Formal Learning Theory Kernel: Blueprint v1

3.7 What This Chapter Established

The central achievement is the Fundamental Theorem (Theorem 3.17), which says that the following are all the same property of a binary hypothesis class \(\mathcal{H}\):

Condition

First established

Proof location

Finite VC dimension

Vapnik–Chervonenkis (1971)

Section 3.2

Uniform convergence

Vapnik–Chervonenkis (1971)

Theorem 3.12

ERM is a PAC learner

Blumer et al. (1989)

Proposition 3.14

PAC learnable

Valiant (1984)

Theorem 3.7

Agnostic PAC learnable

Haussler (1992)

Section 3.4

\(\Pi (m) {\lt} 2^m\) for some \(m\)

Sauer–Shelah (1972)

Section 3.3.1

Finite compression scheme

Moran–Yehudayoff (2016)

Section 3.3.2

Four structural lessons emerge:

  1. VC dimension is the right measure. Not because it was first, but because it sits at the center of a seven-way equivalence.

  2. The \(\varepsilon ^2\) price is real. The agnostic setting costs \(1/\varepsilon ^2\) where the realizable setting costs \(1/\varepsilon \). This is not a proof artifact, it is a lower bound.

  3. ERM is canonical but not unique. The Fundamental Theorem says ERM works whenever anything works, but other algorithms (compression-based, Bayesian) also achieve PAC guarantees under the same conditions.

  4. Information \(\neq \) computation. The Fundamental Theorem characterizes when learning is possible; the Kearns–Valiant barrier shows this does not determine when learning is efficient. The computational landscape is the subject of the textbook’s Chapter 16 (Computational Hardness).

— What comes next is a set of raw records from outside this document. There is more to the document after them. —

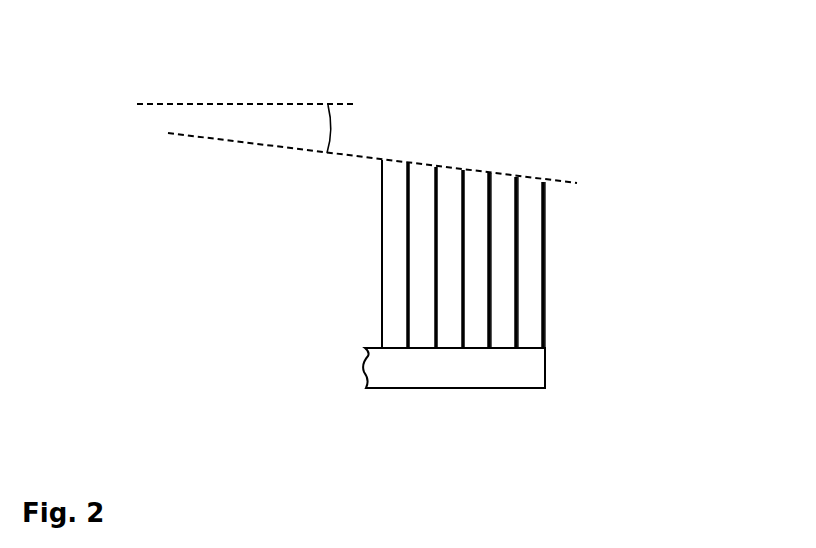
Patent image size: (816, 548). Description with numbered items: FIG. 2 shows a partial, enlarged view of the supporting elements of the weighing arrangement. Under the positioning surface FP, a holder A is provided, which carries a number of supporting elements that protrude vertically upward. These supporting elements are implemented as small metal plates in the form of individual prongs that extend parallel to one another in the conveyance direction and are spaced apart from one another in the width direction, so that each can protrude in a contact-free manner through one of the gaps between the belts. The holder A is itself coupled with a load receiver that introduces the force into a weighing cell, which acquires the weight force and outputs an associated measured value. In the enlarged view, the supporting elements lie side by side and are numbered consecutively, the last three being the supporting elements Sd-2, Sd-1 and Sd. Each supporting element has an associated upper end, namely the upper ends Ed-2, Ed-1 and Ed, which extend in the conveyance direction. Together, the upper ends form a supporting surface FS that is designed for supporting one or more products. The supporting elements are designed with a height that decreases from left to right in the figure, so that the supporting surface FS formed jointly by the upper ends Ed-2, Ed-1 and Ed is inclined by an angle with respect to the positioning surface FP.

The positioning surface FP is at (190, 103).
The supporting surface FS is at (210, 137).
The upper end of supporting element d-2 Ed-2 is at (484, 166).
The upper end of supporting element d-1 Ed-1 is at (521, 165).
The upper end of supporting element d Ed is at (553, 166).
The supporting element d Sd is at (547, 220).
The supporting element d-1 Sd-1 is at (520, 273).
The supporting element d-2 Sd-2 is at (493, 342).
The holder A is at (457, 378).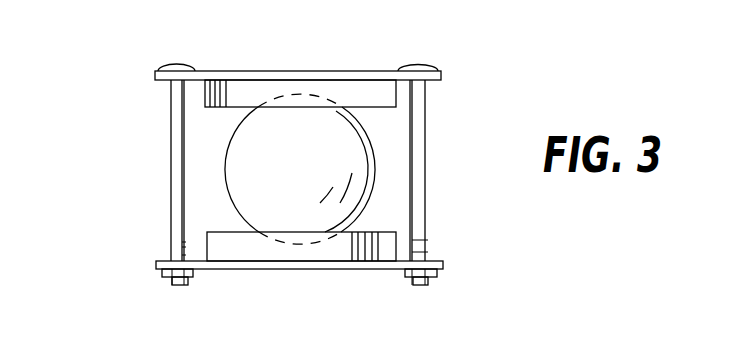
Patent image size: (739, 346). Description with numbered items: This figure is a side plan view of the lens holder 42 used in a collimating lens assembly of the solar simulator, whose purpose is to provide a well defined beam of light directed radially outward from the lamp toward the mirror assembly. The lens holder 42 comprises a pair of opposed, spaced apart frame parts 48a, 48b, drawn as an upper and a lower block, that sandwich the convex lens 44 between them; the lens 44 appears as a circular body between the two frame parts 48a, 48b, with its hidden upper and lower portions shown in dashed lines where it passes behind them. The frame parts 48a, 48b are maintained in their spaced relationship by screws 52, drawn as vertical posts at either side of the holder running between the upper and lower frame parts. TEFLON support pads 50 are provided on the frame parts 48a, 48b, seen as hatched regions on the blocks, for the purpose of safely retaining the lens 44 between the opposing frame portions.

The lens holder 42 is at (157, 128).
The convex lens 44 is at (313, 180).
The frame part 48a is at (317, 71).
The frame part 48b is at (327, 264).
The support pad 50 is at (397, 89).
The screw 52 is at (171, 160).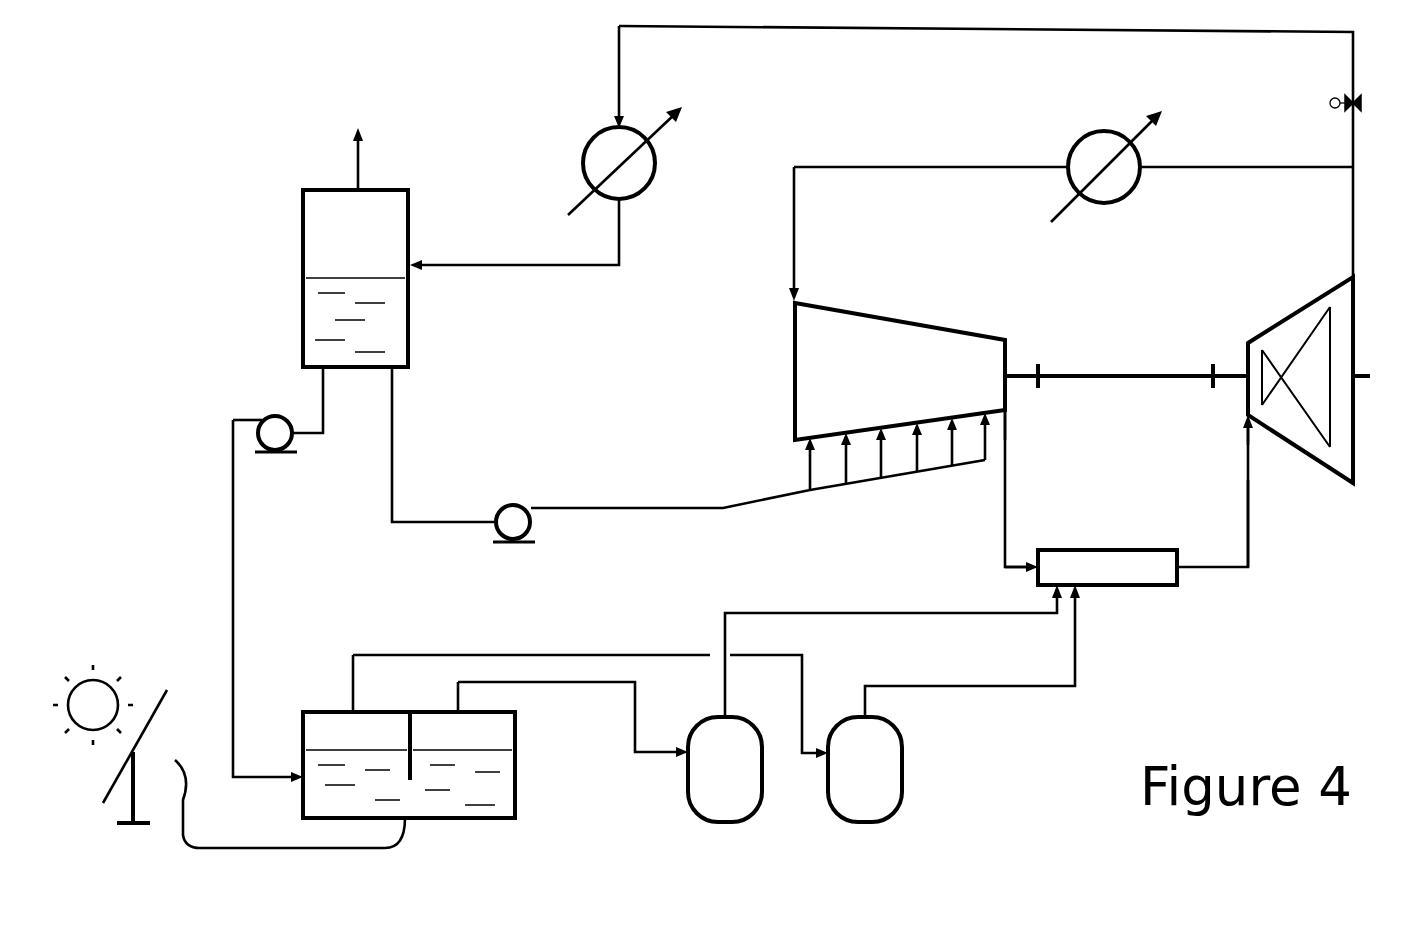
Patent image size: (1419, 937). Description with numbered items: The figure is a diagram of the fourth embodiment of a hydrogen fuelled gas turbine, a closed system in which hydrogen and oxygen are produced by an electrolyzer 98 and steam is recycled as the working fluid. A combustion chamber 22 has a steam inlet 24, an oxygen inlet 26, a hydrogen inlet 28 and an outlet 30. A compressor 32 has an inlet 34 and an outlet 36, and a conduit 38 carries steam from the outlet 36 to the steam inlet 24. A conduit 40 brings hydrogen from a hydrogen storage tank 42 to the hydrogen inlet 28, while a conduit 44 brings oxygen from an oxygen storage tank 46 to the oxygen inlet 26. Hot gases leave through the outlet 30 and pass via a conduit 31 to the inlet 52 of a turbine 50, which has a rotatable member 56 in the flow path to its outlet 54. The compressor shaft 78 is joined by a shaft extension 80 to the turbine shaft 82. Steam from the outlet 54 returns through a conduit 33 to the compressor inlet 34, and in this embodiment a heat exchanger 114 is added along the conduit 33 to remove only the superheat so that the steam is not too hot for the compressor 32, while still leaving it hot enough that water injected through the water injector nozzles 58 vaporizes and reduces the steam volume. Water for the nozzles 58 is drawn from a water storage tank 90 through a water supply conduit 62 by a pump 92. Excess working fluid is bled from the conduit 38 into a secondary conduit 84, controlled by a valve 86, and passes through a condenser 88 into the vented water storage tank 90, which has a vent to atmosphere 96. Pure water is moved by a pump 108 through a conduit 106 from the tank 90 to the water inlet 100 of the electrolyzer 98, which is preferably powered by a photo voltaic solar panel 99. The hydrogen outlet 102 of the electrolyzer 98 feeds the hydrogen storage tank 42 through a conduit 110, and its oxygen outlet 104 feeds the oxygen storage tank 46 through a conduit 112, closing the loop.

The combustion chamber 22 is at (1180, 588).
The steam inlet 24 is at (1028, 555).
The oxygen inlet 26 is at (1085, 597).
The hydrogen inlet 28 is at (1048, 598).
The outlet 30 is at (1187, 562).
The conduit 31 is at (1260, 503).
The compressor 32 is at (872, 302).
The conduit 33 is at (884, 157).
The inlet 34 is at (804, 285).
The outlet 36 is at (1012, 415).
The conduit 38 is at (1012, 478).
The conduit 40 is at (848, 610).
The hydrogen storage tank 42 is at (683, 790).
The conduit 44 is at (1033, 693).
The oxygen storage tank 46 is at (905, 760).
The turbine 50 is at (1295, 305).
The inlet 52 is at (1240, 420).
The outlet 54 is at (1353, 272).
The rotatable member 56 is at (1322, 293).
The water injector nozzles 58 is at (837, 452).
The water supply conduit 62 is at (660, 503).
The shaft 78 is at (1017, 368).
The shaft extension 80 is at (1135, 368).
The shaft 82 is at (1368, 385).
The secondary conduit 84 is at (794, 32).
The valve 86 is at (1335, 97).
The condenser 88 is at (583, 143).
The water storage tank 90 is at (413, 332).
The pump 92 is at (500, 507).
The vent to atmosphere 96 is at (350, 157).
The electrolyzer 98 is at (450, 820).
The photo voltaic solar panel 99 is at (165, 700).
The water inlet 100 is at (298, 790).
The hydrogen outlet 102 is at (450, 700).
The oxygen outlet 104 is at (342, 700).
The conduit 106 is at (243, 668).
The pump 108 is at (278, 466).
The conduit 110 is at (557, 688).
The conduit 112 is at (590, 650).
The heat exchanger 114 is at (1078, 138).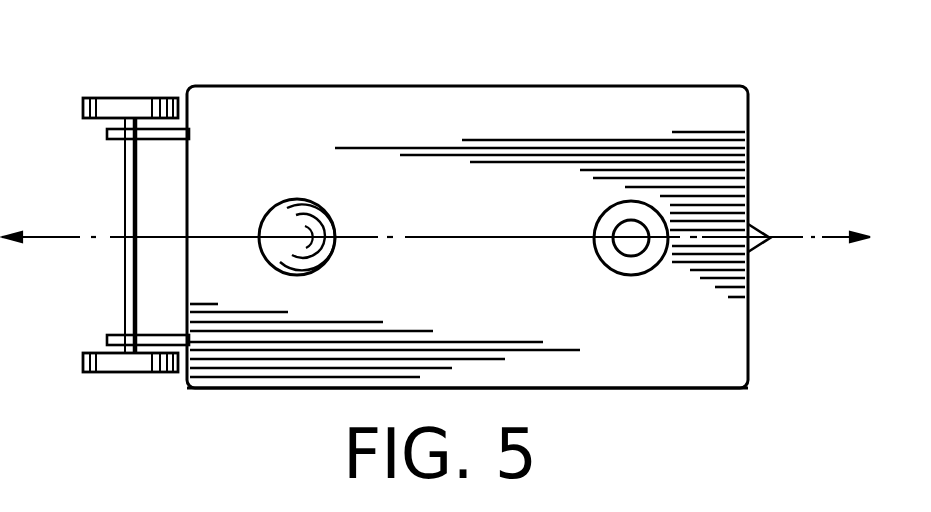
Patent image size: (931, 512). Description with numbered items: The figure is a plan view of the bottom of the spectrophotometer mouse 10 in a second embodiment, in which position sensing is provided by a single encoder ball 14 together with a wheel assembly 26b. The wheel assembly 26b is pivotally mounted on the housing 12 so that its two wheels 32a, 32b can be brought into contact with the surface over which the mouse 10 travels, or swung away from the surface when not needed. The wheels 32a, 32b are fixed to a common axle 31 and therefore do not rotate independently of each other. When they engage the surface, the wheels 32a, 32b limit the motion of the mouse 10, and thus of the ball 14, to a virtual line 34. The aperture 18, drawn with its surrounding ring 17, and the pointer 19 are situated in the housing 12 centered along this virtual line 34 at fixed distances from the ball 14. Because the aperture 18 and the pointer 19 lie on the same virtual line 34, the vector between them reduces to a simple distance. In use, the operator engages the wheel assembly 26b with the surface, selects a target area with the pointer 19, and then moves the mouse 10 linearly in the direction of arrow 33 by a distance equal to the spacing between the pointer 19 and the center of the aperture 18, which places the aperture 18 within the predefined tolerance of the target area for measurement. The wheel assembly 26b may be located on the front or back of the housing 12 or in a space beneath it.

The mouse 10 is at (558, 72).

Timeline. Vapnik and Chervonenkis introduced the VC dimension and proved the uniform convergence direction in 1971. Valiant formalized PAC learning in 1984, without the VC connection. Blumer, Ehrenfeucht, Haussler, and Warmuth closed the loop in 1989, proving that finite VC dimension is both necessary and sufficient for PAC learning. The compression equivalence was conjectured by Littlestone and Warmuth (1986) and proved by Moran and Yehudayoff (2016), a 30-year gap that reflects the depth of the combinatorial argument. The tight realizable sample complexity \(\Theta (d/\varepsilon )\) (removing logarithmic factors) was established by Hanneke  [ .